TREMENDA PELÍCULA: PÁJAROS DE VERANO


No es porque Jhon sea mi amigo. No es solo porque todo el mundo quiere a Jhon Narváez que actúa en la película Pájaros de Verano. Es porque la película es tremenda película.

Es así porque es una película que emociona a medida que echa un cuento bien contado. Como a uno le gusta que le digan las cosas: la verdad clara y de frente. Y eso significa que los directores Ciro Guerra y Cristina Gallego ponen en práctica una filosofía artística de alto nivel. Eso significa que saben anticipar lo que pasa por la cabeza de uno, cuando está viendo su película.

Se puede decir que la obra se trata del origen del narcotráfico en Colombia o de la bonanza marimbera de los años sesenta y setenta. Se puede decir que se trata del carácter indomable de La Guajira su gente y su desierto.

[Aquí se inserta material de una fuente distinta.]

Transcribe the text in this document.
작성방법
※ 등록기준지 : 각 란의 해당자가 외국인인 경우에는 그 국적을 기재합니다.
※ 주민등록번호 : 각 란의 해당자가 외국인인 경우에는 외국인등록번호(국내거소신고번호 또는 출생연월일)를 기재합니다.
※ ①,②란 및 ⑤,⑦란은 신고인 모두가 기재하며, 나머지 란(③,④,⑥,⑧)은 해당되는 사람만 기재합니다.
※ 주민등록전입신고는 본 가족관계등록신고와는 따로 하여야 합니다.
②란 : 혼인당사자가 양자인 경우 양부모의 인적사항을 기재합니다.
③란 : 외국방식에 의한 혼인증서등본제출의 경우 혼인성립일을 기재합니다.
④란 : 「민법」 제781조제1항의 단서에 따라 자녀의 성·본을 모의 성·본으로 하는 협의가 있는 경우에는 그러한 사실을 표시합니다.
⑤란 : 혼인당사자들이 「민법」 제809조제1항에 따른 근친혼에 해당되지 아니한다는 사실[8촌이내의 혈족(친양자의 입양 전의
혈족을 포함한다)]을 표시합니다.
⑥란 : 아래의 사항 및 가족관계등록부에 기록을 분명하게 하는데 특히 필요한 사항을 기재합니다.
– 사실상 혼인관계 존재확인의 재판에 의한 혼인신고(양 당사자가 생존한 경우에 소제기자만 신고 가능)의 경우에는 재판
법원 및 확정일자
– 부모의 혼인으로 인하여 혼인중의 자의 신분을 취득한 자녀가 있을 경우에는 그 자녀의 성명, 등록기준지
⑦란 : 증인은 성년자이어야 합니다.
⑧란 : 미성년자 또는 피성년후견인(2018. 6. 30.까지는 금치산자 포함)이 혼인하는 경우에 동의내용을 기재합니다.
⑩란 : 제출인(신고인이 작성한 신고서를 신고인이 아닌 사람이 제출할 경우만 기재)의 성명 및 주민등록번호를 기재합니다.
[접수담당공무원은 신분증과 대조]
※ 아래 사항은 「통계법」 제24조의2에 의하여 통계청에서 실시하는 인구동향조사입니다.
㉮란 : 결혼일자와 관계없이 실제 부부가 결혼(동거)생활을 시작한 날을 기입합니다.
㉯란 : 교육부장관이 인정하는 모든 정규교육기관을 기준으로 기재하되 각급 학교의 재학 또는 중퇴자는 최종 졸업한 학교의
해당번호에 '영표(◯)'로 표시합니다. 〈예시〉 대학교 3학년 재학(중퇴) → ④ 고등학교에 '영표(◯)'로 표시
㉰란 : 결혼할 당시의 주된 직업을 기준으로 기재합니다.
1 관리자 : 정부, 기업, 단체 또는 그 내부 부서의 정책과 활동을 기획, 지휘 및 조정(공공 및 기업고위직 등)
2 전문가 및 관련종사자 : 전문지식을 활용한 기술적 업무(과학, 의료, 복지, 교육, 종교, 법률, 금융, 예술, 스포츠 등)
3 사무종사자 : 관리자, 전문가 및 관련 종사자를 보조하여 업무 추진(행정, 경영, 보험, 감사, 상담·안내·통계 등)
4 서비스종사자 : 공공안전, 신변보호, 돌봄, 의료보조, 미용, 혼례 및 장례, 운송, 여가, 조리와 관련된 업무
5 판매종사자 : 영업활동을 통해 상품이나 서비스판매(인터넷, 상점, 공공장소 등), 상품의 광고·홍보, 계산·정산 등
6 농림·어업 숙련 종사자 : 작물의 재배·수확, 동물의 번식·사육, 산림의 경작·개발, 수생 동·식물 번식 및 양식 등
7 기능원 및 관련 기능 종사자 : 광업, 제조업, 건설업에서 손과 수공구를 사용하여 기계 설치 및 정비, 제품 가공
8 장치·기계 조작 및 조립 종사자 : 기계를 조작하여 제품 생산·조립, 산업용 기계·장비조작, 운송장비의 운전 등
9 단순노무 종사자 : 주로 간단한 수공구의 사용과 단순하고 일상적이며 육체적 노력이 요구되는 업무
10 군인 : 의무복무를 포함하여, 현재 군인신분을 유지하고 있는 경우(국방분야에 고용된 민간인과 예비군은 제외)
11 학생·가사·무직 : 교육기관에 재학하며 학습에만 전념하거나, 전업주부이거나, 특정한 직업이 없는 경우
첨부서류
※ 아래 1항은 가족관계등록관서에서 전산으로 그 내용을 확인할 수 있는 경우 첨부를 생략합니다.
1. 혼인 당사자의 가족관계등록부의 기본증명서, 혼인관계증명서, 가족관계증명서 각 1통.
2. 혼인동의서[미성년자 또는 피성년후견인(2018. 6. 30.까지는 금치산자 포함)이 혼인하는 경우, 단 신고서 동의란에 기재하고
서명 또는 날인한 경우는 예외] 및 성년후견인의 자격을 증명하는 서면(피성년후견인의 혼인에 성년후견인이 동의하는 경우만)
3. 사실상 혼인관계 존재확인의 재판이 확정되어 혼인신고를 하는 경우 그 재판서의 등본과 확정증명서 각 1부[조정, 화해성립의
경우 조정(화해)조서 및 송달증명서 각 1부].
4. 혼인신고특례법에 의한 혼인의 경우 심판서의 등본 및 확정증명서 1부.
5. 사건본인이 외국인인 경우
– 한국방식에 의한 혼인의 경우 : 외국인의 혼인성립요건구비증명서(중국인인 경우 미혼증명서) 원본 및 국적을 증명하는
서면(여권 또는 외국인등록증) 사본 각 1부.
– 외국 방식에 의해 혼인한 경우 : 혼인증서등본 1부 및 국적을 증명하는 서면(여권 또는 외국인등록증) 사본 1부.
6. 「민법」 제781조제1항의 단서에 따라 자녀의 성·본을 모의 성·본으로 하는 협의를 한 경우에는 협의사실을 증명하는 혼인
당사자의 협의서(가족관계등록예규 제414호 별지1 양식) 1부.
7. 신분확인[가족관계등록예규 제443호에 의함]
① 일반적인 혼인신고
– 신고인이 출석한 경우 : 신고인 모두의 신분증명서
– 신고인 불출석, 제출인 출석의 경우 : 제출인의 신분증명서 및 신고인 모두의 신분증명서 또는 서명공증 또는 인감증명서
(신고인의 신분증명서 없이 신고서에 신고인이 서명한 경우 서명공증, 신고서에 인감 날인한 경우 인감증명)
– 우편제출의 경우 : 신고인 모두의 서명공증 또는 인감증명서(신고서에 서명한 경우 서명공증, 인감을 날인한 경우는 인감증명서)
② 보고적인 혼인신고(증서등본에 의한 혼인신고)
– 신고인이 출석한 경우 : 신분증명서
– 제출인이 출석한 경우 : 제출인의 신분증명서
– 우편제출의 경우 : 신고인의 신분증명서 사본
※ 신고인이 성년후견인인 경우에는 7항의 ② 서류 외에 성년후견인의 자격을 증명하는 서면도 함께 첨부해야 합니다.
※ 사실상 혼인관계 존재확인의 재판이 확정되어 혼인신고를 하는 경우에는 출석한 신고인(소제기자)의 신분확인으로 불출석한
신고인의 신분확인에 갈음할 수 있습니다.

También se puede decir que se trata de una película que instala su narrativa en el código del género western, toda vez que acaece en un territorio de frontera. Sin embargo, yo creo que todo es embuste: ver Pájaros de Verano es una experiencia muy distinta a todos esos lugares comunes.

Esta es una película sobre la fragilidad, la honorabilidad y la sacralidad de la familia. Hay un canto en una de sus escenas que la tira bien plena: lo difícil no es formar la familia, sino mantenerla unida. Y, en ese sentido, presenciamos un melodrama trágico. Y tiene que ser un melodrama, no en tanto recurso narrativo, sino porque nosotros los caribeños y latinoamericanos somos así. De manera que la progresión dramática de la historia se desarrolla desde una sensibilidad concreta y sus elementos: la redención y el pecado, la humildad y la soberbia, el pundonor y la lascivia, la codicia y la sencillez, la sabiduría y la brutalidad, la virtud y el error, la misericordia y la crueldad. Elementos que cabalgan sobre lo insospechado que está por venir y que se anuncia a través de lo que uno sueña.

Es que se trata de una película fascinante, y mucho más, porque no hay obviedades. Muy al contrario: el cuento está lleno de sugerencias y sutilezas, de tal forma que la película te queda en la cabeza durante días. Y ello es así porque los realizadores apostaron por la calma para contar la historia. No hay truculencias, ni efectismos, ni atajos, ni cabos sueltos. Poco a poco te van explicando qué paso, cómo pasó y qué repercusiones tuvieron los acontecimientos hasta hoy.

La plástica de la fotografía es otro elemento de fascinación. Esta es una película para ver en pantalla grande, sin duda. La paleta de colores del paisaje guajiro en todos sus estadios, climas y atmósferas son casi un personaje en sí mismo, en virtud que se trata de una cinta en formato de 35 milímetros: no es digital, lo que supone un trabajo de orfebrería fotográfica de la alta y se refleja en la pantalla plena. Vale la pena destacar el trabajo de producción, toda vez que retrata una época muy próxima y que muchos en la costa recordamos como si fuera ayer. Las pintas con que sale de Jhon, son tan bacanas, que dan ganas de vestirse así: con diente de oro y todo.

En general la experiencia de Pájaros de Verano es vivir un pacto comunicativo con un público universal, donde el narcotráfico queda en muy segundo plano, lo que destaca la visión de mundo de la cultura Wayuu. Ahí vale la pena destacar el trabajo actoral y la orquestación de roles que se van transformando a lo largo del relato. El pueblo, su clanes y familias son un coro y el canto principal recae sobre Rapaye y su gente.

Todo el mundo quiere a Jhon. En Pájaros de Verano Jhon es Moisés y uno quiere al personaje desde el principio, lo que se pone en dolorosa evidencia cuando sobreviene lo inevitable. Uno termina extrañando a Moisés por el resto de la película, hasta más allá de su final.